L’altra sera abbiamo montato le tende, donate dai cittadini e da MEDU, sotto la muraglia del cimitero monumentale del Verano, su una piazzola piuttosto ampia e ben lastricata, che ha opposto poca resistenza al trapano del nostro geometra sessantottino. Meno dell’asfalto in cui affondano i picchetti delle tende dall’altro lato della strada. Tra i due campi ci sono tre ordini di corsie, in cui sfreccia il traffico di Roma, e quattro bagni chimici. La sera che li hanno svuotati avevano quasi un buon odore, mentre l’assistente capo della polizia di stato registrava i nostri documenti. Mi è stato subito simpatico, nel suo parlare per formule da verbale, nella sua ironia sulla “poca virilità” della musica d’attesa del centralino della centrale operativa e nello scetticismo rispetto alla ragione della sua presenza. Il presunto furto di materassi, palesatosi nell’attraversamento della Tiburtina da parte di un imprecisato numero di individui dalla carnagione posta particolarmente in risalto dal candido presunto corpo del reato. Più tardi ho visto un uomo che fissava il muro e stavo per avvicinarmi a dirgli dei bagni. Mi sono fermato quando l’ho visto inginocchiarsi e poi incurvarsi toccando terra con i gomiti e la fronte. L’ho detto agli altri perché non lo interrompessero. Mi sono sentito stupido.
Più tardi spazzavo la strada a via Cupa, dove sorgono –in lunghezza- i gazebo/cambusa/presidio e il consolidato manipolo di tende, che lambisce l’ingresso di una sala da tango. Di giorno è impossibile farlo senza che un ospite ti tolga lo strumento di mano, ma in quel momento c’erano solo due ragazzi eritrei che si allontanavano tenendosi per mano. Mi ha sempre colpito questa immagine. Da noi, nemmeno due ragazzi che stanno insieme potrebbero farlo indisturbati. Una voce femminile alle mie spalle si avvicina per “parlare con quello che spazza”. Lei e un uomo si qualificano come “della Questura”. Chiedono se io sia uno dei responsabili. Penso sempre si riferiscano alla migrazione in generale, quando pongono questo interrogativo. La proprietaria della voce inanella una serie di domande da fiera dell’ovvio. Tipo:
«Ma il centro è chiuso? »
«No, stiamo campeggiando perché lo troviamo romantico» (potrei non averlo detto davvero)
«Ma il Comune è venuto?»
«Sì passano sempre gli operatori, poverini. Constatano che alla Croce Rossa non ci sono posti per tutti i presenti, fanno qualche chiamata…»

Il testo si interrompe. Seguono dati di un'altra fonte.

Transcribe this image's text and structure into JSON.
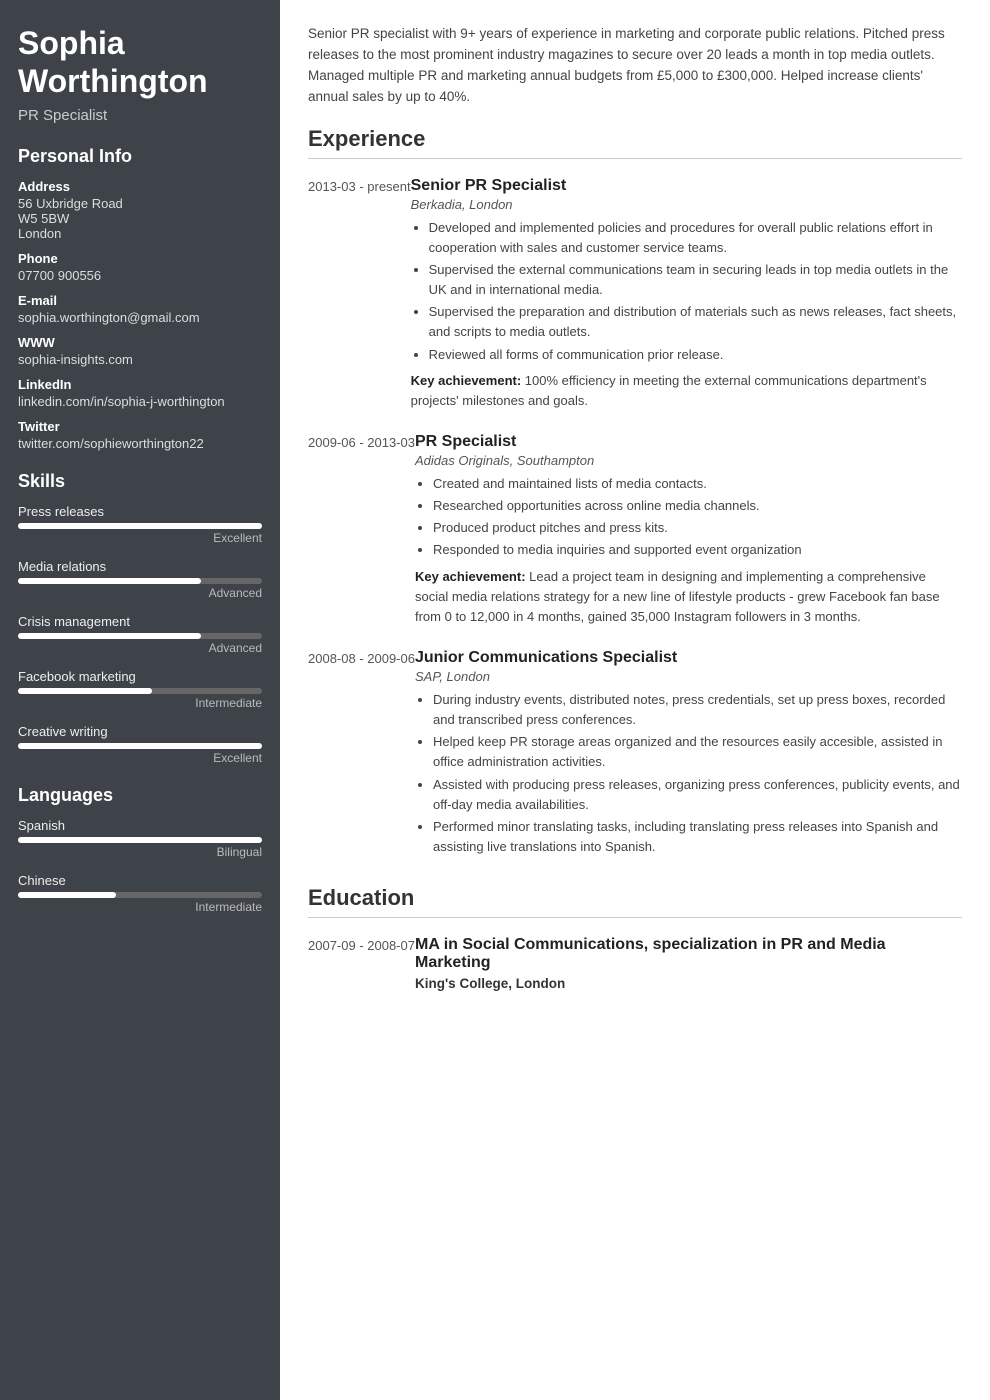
{
  "sidebar": {
    "name": "Sophia Worthington",
    "title": "PR Specialist",
    "personal_info": {
      "section_title": "Personal Info",
      "address_label": "Address",
      "address_lines": [
        "56 Uxbridge Road",
        "W5 5BW",
        "London"
      ],
      "phone_label": "Phone",
      "phone": "07700 900556",
      "email_label": "E-mail",
      "email": "sophia.worthington@gmail.com",
      "www_label": "WWW",
      "www": "sophia-insights.com",
      "linkedin_label": "LinkedIn",
      "linkedin": "linkedin.com/in/sophia-j-worthington",
      "twitter_label": "Twitter",
      "twitter": "twitter.com/sophieworthington22"
    },
    "skills_section_title": "Skills",
    "skills": [
      {
        "name": "Press releases",
        "fill_pct": 100,
        "level": "Excellent"
      },
      {
        "name": "Media relations",
        "fill_pct": 75,
        "level": "Advanced"
      },
      {
        "name": "Crisis management",
        "fill_pct": 75,
        "level": "Advanced"
      },
      {
        "name": "Facebook marketing",
        "fill_pct": 55,
        "level": "Intermediate"
      },
      {
        "name": "Creative writing",
        "fill_pct": 100,
        "level": "Excellent"
      }
    ],
    "languages_section_title": "Languages",
    "languages": [
      {
        "name": "Spanish",
        "fill_pct": 100,
        "level": "Bilingual"
      },
      {
        "name": "Chinese",
        "fill_pct": 40,
        "level": "Intermediate"
      }
    ]
  },
  "main": {
    "summary": "Senior PR specialist with 9+ years of experience in marketing and corporate public relations. Pitched press releases to the most prominent industry magazines to secure over 20 leads a month in top media outlets. Managed multiple PR and marketing annual budgets from £5,000 to £300,000. Helped increase clients' annual sales by up to 40%.",
    "experience_title": "Experience",
    "experience": [
      {
        "date": "2013-03 - present",
        "title": "Senior PR Specialist",
        "company": "Berkadia, London",
        "bullets": [
          "Developed and implemented policies and procedures for overall public relations effort in cooperation with sales and customer service teams.",
          "Supervised the external communications team in securing leads in top media outlets in the UK and in international media.",
          "Supervised the preparation and distribution of materials such as news releases, fact sheets, and scripts to media outlets.",
          "Reviewed all forms of communication prior release."
        ],
        "key_achievement": "100% efficiency in meeting the external communications department's projects' milestones and goals."
      },
      {
        "date": "2009-06 - 2013-03",
        "title": "PR Specialist",
        "company": "Adidas Originals, Southampton",
        "bullets": [
          "Created and maintained lists of media contacts.",
          "Researched opportunities across online media channels.",
          "Produced product pitches and press kits.",
          "Responded to media inquiries and supported event organization"
        ],
        "key_achievement": "Lead a project team in designing and implementing a comprehensive social media relations strategy for a new line of lifestyle products - grew Facebook fan base from 0 to 12,000 in 4 months, gained 35,000 Instagram followers in 3 months."
      },
      {
        "date": "2008-08 - 2009-06",
        "title": "Junior Communications Specialist",
        "company": "SAP, London",
        "bullets": [
          "During industry events, distributed notes, press credentials, set up press boxes, recorded and transcribed press conferences.",
          "Helped keep PR storage areas organized and the resources easily accesible, assisted in office administration activities.",
          "Assisted with producing press releases, organizing press conferences, publicity events, and off-day media availabilities.",
          "Performed minor translating tasks, including translating press releases into Spanish and assisting live translations into Spanish."
        ],
        "key_achievement": ""
      }
    ],
    "education_title": "Education",
    "education": [
      {
        "date": "2007-09 - 2008-07",
        "degree": "MA in Social Communications, specialization in PR and Media Marketing",
        "school": "King's College, London"
      }
    ]
  }
}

L’uomo si accomiata dicendo «Se c’è qualcosa…» Suppongo sottintenda “ci chiamate”.
La sera successiva, la notte sotto la muraglia sembrava più scura e si vedevano più stelle. Erano aumentate le persone senza tenda. I rom che vivono in quel lembo di asfalto ci hanno chiesto di tenere pulito, quindi mi aspetto rimproveri quando mi chiamano. Invece mi chiedono perché tutte queste persone siano lì, cosa stiano cercando in questo paese. Gli dico da dove vengono, che strada fanno, quanto ci impiegano, che arrivano dal sud quando si apre il cancello del posto dove li tengono. Evado quando mi chiedono perché noi volontari siamo lì. Non so mai come spiegare. Raggiungo gli altri e capisco che il mio compagno ha lo stesso mio pensiero in testa, mentre guarda gli ultimi arrivati avvolti fin sopra la testa. Sono scomparsi sotto la coperta termica d’emergenza a due facce in alluminio dorato/argentato, gentile omaggio del V Dipartimento “Politiche sociali, abitative e dell’immigrazione” di Roma Capitale. A guardarli, lì sotto, non c’è differenza rispetto alle foto del recupero dei cadaveri nel Mediterraneo. Stavamo pensando la stessa cosa. Diventa più bizzarro pensare a quel muro che separa i morti dai vivi. Forse i morti dai sopravvissuti. Mi chiedo sempre se pensino che ne sia valsa la pena. Se trovino la forza di chiederselo, un giorno.

Cosa c’era di diverso stasera? La storia diversa di A., un ragazzino egiziano. Mi allarmo quando l’amica che mi chiama dice che l’ha appena distolto dal controllo del trafficante che lo ha fatto arrivare a Roma. Li raggiungo all’impersonale bar “dei volontari, degli spazzini e dei poliziotti”, ritardando alla riunione con gli attivisti delle occupazioni e la delegazione di studenti. Penso alle inchieste sulla schiavitù sessuale e l’uso per lo spaccio dei minori di questa nazionalità, che da noi non hanno alcuna prospettiva. Sentiamo i volontari dell’Hub di Milano, contattiamo uno dei nostri attivisti che lavora lì. Andrà a prenderlo al terminal degli autobus. È anche per questo che alla riunione dico che è importante organizzare uno sportello di aiuto legale e di informazione sui trasporti, per provare a intaccare questi sistemi criminali. La cosa che ti tiene sveglio è pensare che, forse, di questa gente non possano fare a meno. Per avere i contanti, innanzitutto. Quanto ci metterebbe la polizia ad accorgersi di cittadini armati di buone intenzioni che acquistano stock di biglietti? E da dove verrebbero i soldi da restituire a chi li anticipa, per far pagare il viaggio per Milano al giusto prezzo? Leggo sempre più spesso che queste persone saranno demograficamente i nuovi europei. Quelli passati attraverso tutte queste umiliazioni. Mi chiedo se queste donne, questi uomini, questi bambini percepiscano l’ingiustizia, l’infinito sfruttamento che accompagna ogni loro bisogno dal momento in cui hanno lasciato il paese. E se ne valga la pena. Nell’incontro, come spesso avviene, ci siamo chiesti cosa e quando risponderà il governo locale, a queste persone in tenda, in attesa di proseguire il viaggio. Mi sono girato verso destra e ho detto che la sera, da quel punto, l’angolo di via Cupa, le nuove tende nemmeno si vedono e che gli ospiti stanno in una strada isolata, che è in centro e in periferia al tempo stesso. È difficile che importi a qualcuno se non dà ancora fastidio a nessuno.